Cleveland's quarterback room walks into another uncertain summer, and the two names on every depth chart projection are Deshaun Watson and Shedeur Sanders. On paper, it reads like a clean competition.
In practice, the scales appear to be tipping, and they have been tipping since Todd Monken accepted the head coaching role. Watson is the one drawing the early edge.
Jeremy Fowler of ESPN, reporting from inside the Berea facility, suggested on SportsCenter that the so-called battle may already be less competitive than fans assume.
"He's been a factor already on the practice field. I'm told he's hit it off with Todd Monken, who's got an offensive concept, some elements that Watson has run in the past and been his best at; a little bit of a departure from what they were running with Kevin Stefanski," Fowler said.
That last detail matters. Monken is not simply inheriting Kevin Stefanski's playbook. He is installing a system whose architecture draws on the same well Watson drew from during his most productive NFL stretches.
When the scheme already favors the veteran's instincts, the competition ceases to be neutral ground. Watson does not have to outplay a rookie.
Layered onto this is Monken's own stated reluctance to drag the decision out. He has indicated he sees no value in stretching the timeline, which means the answer could surface well before training camp opens.
Why the early schedule tilts the Browns' QB decision toward Watson
Walk through the opening slate, and the case builds itself. Cleveland begins on the road in Jacksonville against a Jaguars roster that finished 13-4 last season, then heads to Tampa Bay, which went 8-9 but finished atop its division.
Two home dates follow against the Panthers and Steelers, both of whom reached the 2025 postseason. Four straight games against credible opponents, with five fresh starters on the offensive line trying to find their footing.

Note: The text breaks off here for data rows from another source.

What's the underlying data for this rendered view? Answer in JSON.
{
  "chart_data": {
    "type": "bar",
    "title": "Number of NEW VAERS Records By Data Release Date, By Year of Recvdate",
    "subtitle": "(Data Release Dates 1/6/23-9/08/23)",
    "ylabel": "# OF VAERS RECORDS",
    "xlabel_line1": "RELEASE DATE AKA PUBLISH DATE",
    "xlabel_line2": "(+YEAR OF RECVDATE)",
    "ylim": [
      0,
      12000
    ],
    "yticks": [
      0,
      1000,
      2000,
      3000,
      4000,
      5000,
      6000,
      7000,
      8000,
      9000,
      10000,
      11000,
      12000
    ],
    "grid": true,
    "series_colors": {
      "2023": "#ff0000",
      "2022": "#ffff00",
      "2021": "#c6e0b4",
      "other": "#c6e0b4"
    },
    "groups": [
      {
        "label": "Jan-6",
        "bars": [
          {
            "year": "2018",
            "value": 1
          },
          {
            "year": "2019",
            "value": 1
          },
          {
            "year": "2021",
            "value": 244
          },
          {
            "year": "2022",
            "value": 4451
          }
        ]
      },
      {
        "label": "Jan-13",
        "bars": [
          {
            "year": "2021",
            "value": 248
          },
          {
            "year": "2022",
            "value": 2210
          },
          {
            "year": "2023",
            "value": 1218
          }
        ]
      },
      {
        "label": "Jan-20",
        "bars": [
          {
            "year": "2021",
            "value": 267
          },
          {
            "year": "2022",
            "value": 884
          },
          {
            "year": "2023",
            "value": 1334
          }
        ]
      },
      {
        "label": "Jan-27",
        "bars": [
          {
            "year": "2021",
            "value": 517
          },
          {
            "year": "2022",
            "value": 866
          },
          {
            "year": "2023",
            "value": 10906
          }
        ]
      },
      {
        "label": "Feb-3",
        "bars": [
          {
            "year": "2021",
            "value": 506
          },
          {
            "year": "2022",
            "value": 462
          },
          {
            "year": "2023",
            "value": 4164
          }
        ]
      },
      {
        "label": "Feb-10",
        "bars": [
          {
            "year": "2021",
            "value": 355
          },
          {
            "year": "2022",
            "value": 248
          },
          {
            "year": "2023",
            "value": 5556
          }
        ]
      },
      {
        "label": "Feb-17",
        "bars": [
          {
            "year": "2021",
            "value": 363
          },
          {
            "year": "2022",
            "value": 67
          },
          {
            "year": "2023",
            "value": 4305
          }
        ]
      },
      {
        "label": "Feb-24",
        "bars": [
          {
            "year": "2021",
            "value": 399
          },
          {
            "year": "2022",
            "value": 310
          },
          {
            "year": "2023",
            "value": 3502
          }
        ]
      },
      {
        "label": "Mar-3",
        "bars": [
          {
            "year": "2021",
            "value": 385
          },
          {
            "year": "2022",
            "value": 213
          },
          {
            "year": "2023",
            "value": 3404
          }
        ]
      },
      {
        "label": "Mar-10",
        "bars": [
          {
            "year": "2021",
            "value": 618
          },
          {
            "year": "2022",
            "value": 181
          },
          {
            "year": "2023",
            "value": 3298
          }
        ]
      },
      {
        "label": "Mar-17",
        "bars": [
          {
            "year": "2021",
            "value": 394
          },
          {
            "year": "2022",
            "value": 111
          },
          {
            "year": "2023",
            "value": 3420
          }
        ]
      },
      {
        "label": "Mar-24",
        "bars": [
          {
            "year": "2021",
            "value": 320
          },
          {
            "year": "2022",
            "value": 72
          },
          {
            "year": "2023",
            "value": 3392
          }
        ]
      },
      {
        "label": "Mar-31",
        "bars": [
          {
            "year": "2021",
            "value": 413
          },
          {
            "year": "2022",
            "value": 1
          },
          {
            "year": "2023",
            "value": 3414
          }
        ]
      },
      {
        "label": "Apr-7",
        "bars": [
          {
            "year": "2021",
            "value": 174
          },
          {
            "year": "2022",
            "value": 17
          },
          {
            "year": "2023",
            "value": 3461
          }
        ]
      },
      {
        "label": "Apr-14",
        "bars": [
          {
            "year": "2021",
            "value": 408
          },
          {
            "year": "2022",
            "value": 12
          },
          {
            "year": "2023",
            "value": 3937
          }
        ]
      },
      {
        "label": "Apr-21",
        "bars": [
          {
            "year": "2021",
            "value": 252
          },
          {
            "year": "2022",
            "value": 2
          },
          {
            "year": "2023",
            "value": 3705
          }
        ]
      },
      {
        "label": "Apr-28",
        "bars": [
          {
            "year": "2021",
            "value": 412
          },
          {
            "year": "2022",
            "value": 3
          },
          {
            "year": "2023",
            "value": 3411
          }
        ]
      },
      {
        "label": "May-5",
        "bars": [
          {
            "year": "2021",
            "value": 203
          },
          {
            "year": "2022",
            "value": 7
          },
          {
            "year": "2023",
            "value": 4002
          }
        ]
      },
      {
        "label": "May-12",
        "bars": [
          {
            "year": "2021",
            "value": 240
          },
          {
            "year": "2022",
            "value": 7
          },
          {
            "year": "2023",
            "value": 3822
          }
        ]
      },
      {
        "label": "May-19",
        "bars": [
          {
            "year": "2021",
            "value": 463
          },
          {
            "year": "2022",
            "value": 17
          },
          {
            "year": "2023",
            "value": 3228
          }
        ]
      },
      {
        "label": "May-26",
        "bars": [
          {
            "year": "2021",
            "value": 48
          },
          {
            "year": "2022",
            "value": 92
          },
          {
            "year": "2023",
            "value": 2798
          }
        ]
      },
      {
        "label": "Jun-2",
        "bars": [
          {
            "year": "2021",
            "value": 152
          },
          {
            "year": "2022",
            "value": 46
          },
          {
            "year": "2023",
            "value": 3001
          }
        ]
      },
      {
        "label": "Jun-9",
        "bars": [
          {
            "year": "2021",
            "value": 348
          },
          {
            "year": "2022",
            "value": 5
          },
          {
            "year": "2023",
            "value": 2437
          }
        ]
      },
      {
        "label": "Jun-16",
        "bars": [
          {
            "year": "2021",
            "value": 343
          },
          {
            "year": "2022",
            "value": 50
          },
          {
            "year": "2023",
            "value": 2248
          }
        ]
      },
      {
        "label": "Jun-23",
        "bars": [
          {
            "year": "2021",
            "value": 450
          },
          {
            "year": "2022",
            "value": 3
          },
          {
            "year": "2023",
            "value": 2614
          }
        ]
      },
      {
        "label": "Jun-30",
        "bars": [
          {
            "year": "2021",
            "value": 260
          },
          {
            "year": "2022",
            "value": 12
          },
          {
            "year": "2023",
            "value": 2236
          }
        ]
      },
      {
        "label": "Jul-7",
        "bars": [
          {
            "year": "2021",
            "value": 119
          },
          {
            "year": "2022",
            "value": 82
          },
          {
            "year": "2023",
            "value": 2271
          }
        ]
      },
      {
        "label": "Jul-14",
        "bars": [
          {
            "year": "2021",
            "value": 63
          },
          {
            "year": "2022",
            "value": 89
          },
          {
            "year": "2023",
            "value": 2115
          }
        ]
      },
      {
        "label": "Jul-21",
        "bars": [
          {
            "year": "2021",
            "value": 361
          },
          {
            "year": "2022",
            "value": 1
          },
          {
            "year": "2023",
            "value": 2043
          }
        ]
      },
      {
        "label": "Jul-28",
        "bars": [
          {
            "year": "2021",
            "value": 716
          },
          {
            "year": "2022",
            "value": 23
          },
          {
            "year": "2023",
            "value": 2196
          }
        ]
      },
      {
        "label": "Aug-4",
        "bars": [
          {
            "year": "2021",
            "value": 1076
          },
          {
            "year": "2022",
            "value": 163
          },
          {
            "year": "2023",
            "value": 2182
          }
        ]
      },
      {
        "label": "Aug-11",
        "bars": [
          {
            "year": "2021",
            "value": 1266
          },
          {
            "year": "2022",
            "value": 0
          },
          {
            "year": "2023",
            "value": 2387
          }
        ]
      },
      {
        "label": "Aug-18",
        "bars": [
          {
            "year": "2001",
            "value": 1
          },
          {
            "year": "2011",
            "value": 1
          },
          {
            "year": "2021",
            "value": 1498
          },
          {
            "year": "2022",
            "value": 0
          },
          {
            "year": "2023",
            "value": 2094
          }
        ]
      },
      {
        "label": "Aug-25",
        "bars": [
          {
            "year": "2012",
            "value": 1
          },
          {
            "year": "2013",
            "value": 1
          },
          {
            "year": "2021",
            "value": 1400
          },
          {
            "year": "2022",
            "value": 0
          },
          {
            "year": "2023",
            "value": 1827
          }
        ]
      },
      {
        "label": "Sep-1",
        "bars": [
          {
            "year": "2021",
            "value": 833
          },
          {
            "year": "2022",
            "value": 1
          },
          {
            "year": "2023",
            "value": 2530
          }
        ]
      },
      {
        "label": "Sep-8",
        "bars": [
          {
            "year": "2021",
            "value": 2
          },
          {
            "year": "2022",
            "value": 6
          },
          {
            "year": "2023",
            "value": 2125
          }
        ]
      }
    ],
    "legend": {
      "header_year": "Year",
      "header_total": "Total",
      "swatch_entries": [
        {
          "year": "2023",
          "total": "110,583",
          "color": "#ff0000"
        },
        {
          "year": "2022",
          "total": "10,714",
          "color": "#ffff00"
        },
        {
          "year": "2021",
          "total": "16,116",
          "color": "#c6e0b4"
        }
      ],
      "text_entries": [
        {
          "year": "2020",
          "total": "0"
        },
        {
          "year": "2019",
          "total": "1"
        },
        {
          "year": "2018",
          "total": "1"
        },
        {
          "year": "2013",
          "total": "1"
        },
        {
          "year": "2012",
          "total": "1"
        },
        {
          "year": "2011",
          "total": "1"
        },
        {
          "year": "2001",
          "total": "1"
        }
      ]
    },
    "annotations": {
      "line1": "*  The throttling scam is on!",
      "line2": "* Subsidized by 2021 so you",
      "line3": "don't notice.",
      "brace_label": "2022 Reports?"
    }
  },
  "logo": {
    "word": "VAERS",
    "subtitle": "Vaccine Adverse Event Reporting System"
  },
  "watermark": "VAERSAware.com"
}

Browns beat writer Mary Kay Cabot framed the calculus directly. "I really believe that Todd Monken will choose his starting quarterback based on who gives the Browns the best chance to win, but if Deshaun Watson and Shedeur Sanders are really close down to the wire, the road-heavy early slate could be a factor," she wrote, adding that "Watson is also 7-0 against the Jaguars, and has never lost in Tampa's Raymond James Stadium."
The betting board has already moved in step with that logic. Watson held the shortest odds last week to open the season as Cleveland's starter, and the public bet has stayed parked on him as OTAs begin.
Monken offered his own read after the early April work. "I thought they were in command. I never felt at one time like they were lost," he said.
With six road games inside the first nine weeks, the safer bet for a youth-heavy roster is the quarterback who already owns wins in those buildings.